Mar 22, 2005 16:02
so.. theres this big weird empty feeling.. now that drama is finally over. and as much as i love actually having time now, its kinda sad that things are going back to normal again. it was fun while it lasted!
i stayed home from school yesterday. just for a break.. a chance to sleep till one. it was niceee. i did.. nothing.. until dance, which kicked my ass.
then school today. i decided that my a block class.. has no purpose. today i carried big pieces of cardboard down the band stairs outside into a dumpster and i was like hey ryanne, is this music instrumental lab? its so funny. we dont really do much.. kind of like the rest of my day. i feel like if i didnt go to school for 2 weeks, i wouldnt miss anything at all. vacation slip, anyone?
anddd.. most importantly, if everyone in the world hasnt heard by now- nick and i are together :) hes ahh.. man.. where do i start? hes so incredible! being around him makes me feel weightless.. no stupid problems or drama gets in the way because when hes near it doesnt matter. he brought me home one night.. and we stayed in the car talking for like an hour and a half.. and i wish.. that i could describe how perfect it was. i never want to leave when im with him.. yesterday was the first day i hadnt seen him in like 2 weeks.. and i know how cheesy it sounds.. but i missed him, a lot. it made hanging out with him for an hour before he had to go to work today special.. so special that he ran back in my house after i thought he left just to give me a hug and tell me he didnt want to go. im always looking forward to the next time i get to talk to him.. because i know he cares about me.. he makes me smile and i love having that in my life again.. the past few months have been kinda rough.. but it doesnt matter anymore, because i know he makes me happy.. and im curious and looking forward to how things are going to work. ahh, life.

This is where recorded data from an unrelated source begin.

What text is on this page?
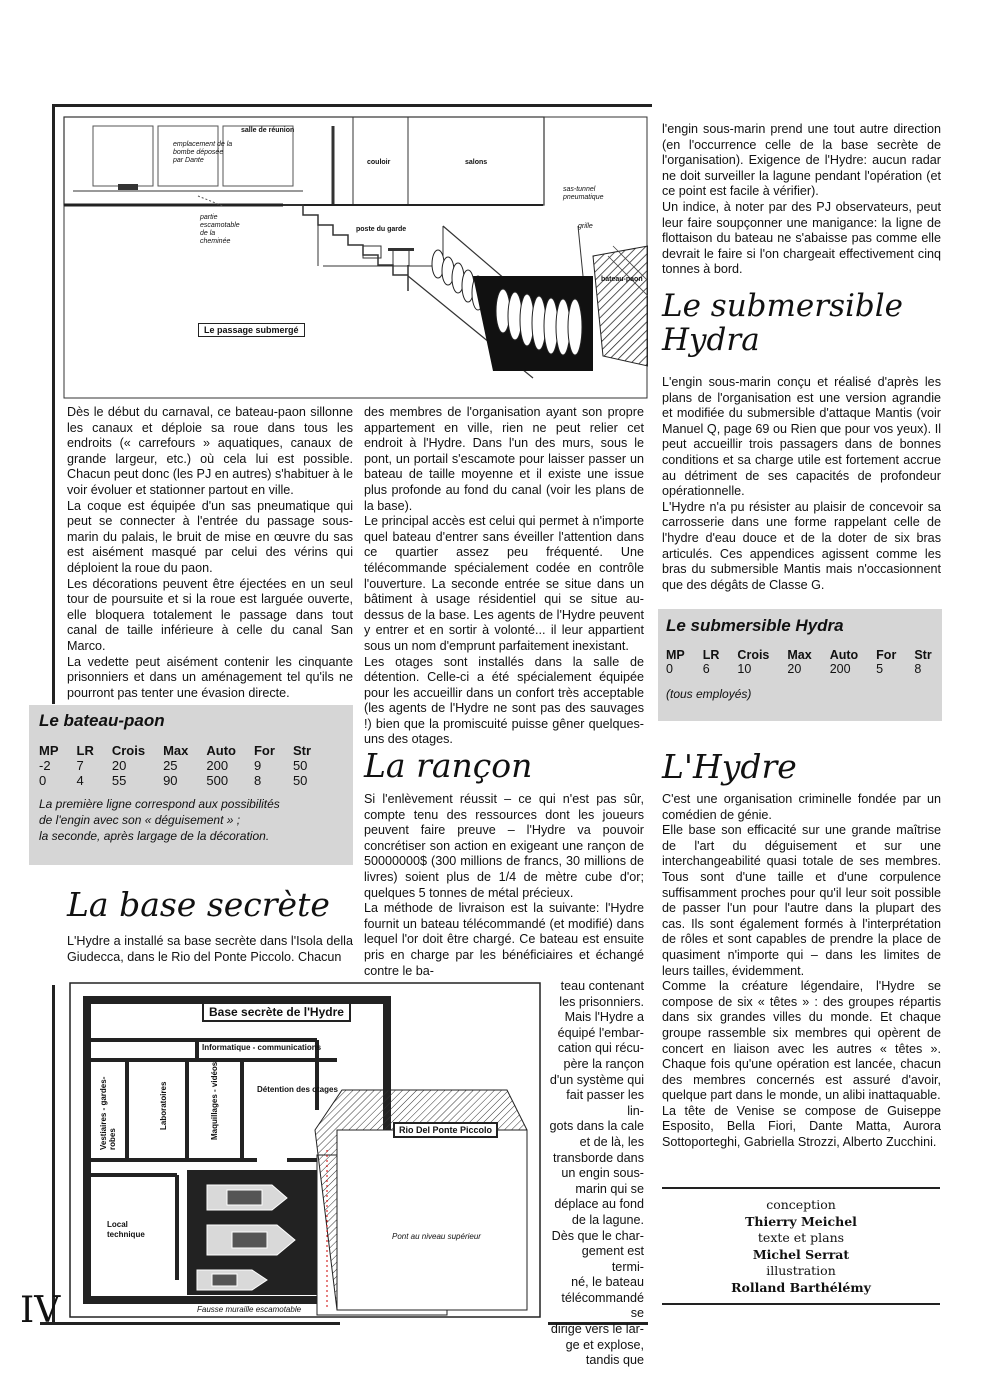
IV
salle de réunion
emplacement de la bombe déposée par Dante	couloir	salons
sas-tunnel pneumatique
partie escamotable de la cheminée
poste du garde	grille
bateau-paon
Le passage submergé

Dès le début du carnaval, ce bateau-paon sillonne les canaux et déploie sa roue dans tous les endroits (« carrefours » aquatiques, canaux de grande largeur, etc.) où cela lui est possible. Chacun peut donc (les PJ en autres) s'habituer à le voir évoluer et stationner partout en ville.

La coque est équipée d'un sas pneumatique qui peut se connecter à l'entrée du passage sous-marin du palais, le bruit de mise en œuvre du sas est aisément masqué par celui des vérins qui déploient la roue du paon.

Les décorations peuvent être éjectées en un seul tour de poursuite et si la roue est larguée ouverte, elle bloquera totalement le passage dans tout canal de taille inférieure à celle du canal San Marco.

La vedette peut aisément contenir les cinquante prisonniers et dans un aménagement tel qu'ils ne pourront pas tenter une évasion directe.

Le bateau-paon
MP	LR	Crois	Max	Auto	For	Str
-2	7	20	25	200	9	50
0	4	55	90	500	8	50

La première ligne correspond aux possibilités

de l'engin avec son « déguisement » ;

la seconde, après largage de la décoration.

La base secrète
L'Hydre a installé sa base secrète dans l'Isola della Giudecca, dans le Rio del Ponte Piccolo. Chacun

des membres de l'organisation ayant son propre appartement en ville, rien ne peut relier cet endroit à l'Hydre. Dans l'un des murs, sous le pont, un portail s'escamote pour laisser passer un bateau de taille moyenne et il existe une issue plus profonde au fond du canal (voir les plans de la base).

Le principal accès est celui qui permet à n'importe quel bateau d'entrer sans éveiller l'attention dans ce quartier assez peu fréquenté. Une télécommande spécialement codée en contrôle l'ouverture. La seconde entrée se situe dans un bâtiment à usage résidentiel qui se situe au-dessus de la base. Les agents de l'Hydre peuvent y entrer et en sortir à volonté... il leur appartient sous un nom d'emprunt parfaitement inexistant.

Les otages sont installés dans la salle de détention. Celle-ci a été spécialement équipée pour les accueillir dans un confort très acceptable (les agents de l'Hydre ne sont pas des sauvages !) bien que la promiscuité puisse gêner quelques-uns des otages.

La rançon

Si l'enlèvement réussit – ce qui n'est pas sûr, compte tenu des ressources dont les joueurs peuvent faire preuve – l'Hydre va pouvoir concrétiser son action en exigeant une rançon de 50000000$ (300 millions de francs, 30 millions de livres) soient plus de 1/4 de mètre cube d'or; quelques 5 tonnes de métal précieux.

La méthode de livraison est la suivante: l'Hydre fournit un bateau télécommandé (et modifié) dans lequel l'or doit être chargé. Ce bateau est ensuite pris en charge par les bénéficiaires et échangé contre le ba-

teau contenant
les prisonniers.
Mais l'Hydre a
équipé l'embar-
cation qui récu-
père la rançon
d'un système qui
fait passer les lin-
gots dans la cale
et de là, les
transborde dans
un engin sous-
marin qui se
déplace au fond
de la lagune.
Dès que le char-
gement est termi-
né, le bateau
télécommandé se
dirige vers le lar-
ge et explose,
tandis que
Base secrète de l'Hydre
Informatique - communications
Vestiaires - gardes-robes
Laboratoires	Maquillages - vidéos	Détention des otages
Rio Del Ponte Piccolo
Local technique	Pont au niveau supérieur
Fausse muraille escamotable

l'engin sous-marin prend une tout autre direction (en l'occurrence celle de la base secrète de l'organisation). Exigence de l'Hydre: aucun radar ne doit surveiller la lagune pendant l'opération (et ce point est facile à vérifier).

Un indice, à noter par des PJ observateurs, peut leur faire soupçonner une manigance: la ligne de flottaison du bateau ne s'abaisse pas comme elle devrait le faire si l'on chargeait effectivement cinq tonnes à bord.

Le submersible
Hydra

L'engin sous-marin conçu et réalisé d'après les plans de l'organisation est une version agrandie et modifiée du submersible d'attaque Mantis (voir Manuel Q, page 69 ou Rien que pour vos yeux). Il peut accueillir trois passagers dans de bonnes conditions et sa charge utile est fortement accrue au détriment de ses capacités de profondeur opérationnelle.

L'Hydre n'a pu résister au plaisir de concevoir sa carrosserie dans une forme rappelant celle de l'hydre d'eau douce et de la doter de six bras articulés. Ces appendices agissent comme les bras du submersible Mantis mais n'occasionnent que des dégâts de Classe G.

Le submersible Hydra
MP	LR	Crois	Max	Auto	For	Str
0	6	10	20	200	5	8

(tous employés)

L'Hydre

C'est une organisation criminelle fondée par un comédien de génie.

Elle base son efficacité sur une grande maîtrise de l'art du déguisement et sur une interchangeabilité quasi totale de ses membres. Tous sont d'une taille et d'une corpulence suffisamment proches pour qu'il leur soit possible de passer l'un pour l'autre dans la plupart des cas. Ils sont également formés à l'interprétation de rôles et sont capables de prendre la place de quasiment n'importe qui – dans les limites de leurs tailles, évidemment.

Comme la créature légendaire, l'Hydre se compose de six « têtes » : des groupes répartis dans six grandes villes du monde. Et chaque groupe rassemble six membres qui opèrent de concert en liaison avec les autres « têtes ». Chaque fois qu'une opération est lancée, chacun des membres concernés est assuré d'avoir, quelque part dans le monde, un alibi inattaquable.

La tête de Venise se compose de Guiseppe Esposito, Bella Fiori, Dante Matta, Aurora Sottoportеghi, Gabriella Strozzi, Alberto Zucchini.

conception
Thierry Meichel
texte et plans
Michel Serrat
illustration
Rolland Barthélémy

woah so yeah.. there you go, sappy entry for the week.
i played piano at guitar today. lionel richie, to be exact. i forgot how much piano i actually know. going to guitar isnt like going to a class.. its like going and talking about my past week with some cool kid who knows exactly whats up because he went to spaulding. its fun, i always have a good time haha.
so i think thats about it.. im gonna head out, take a shower.. do some homework. have a good night everyone! sorry this was incredibly long.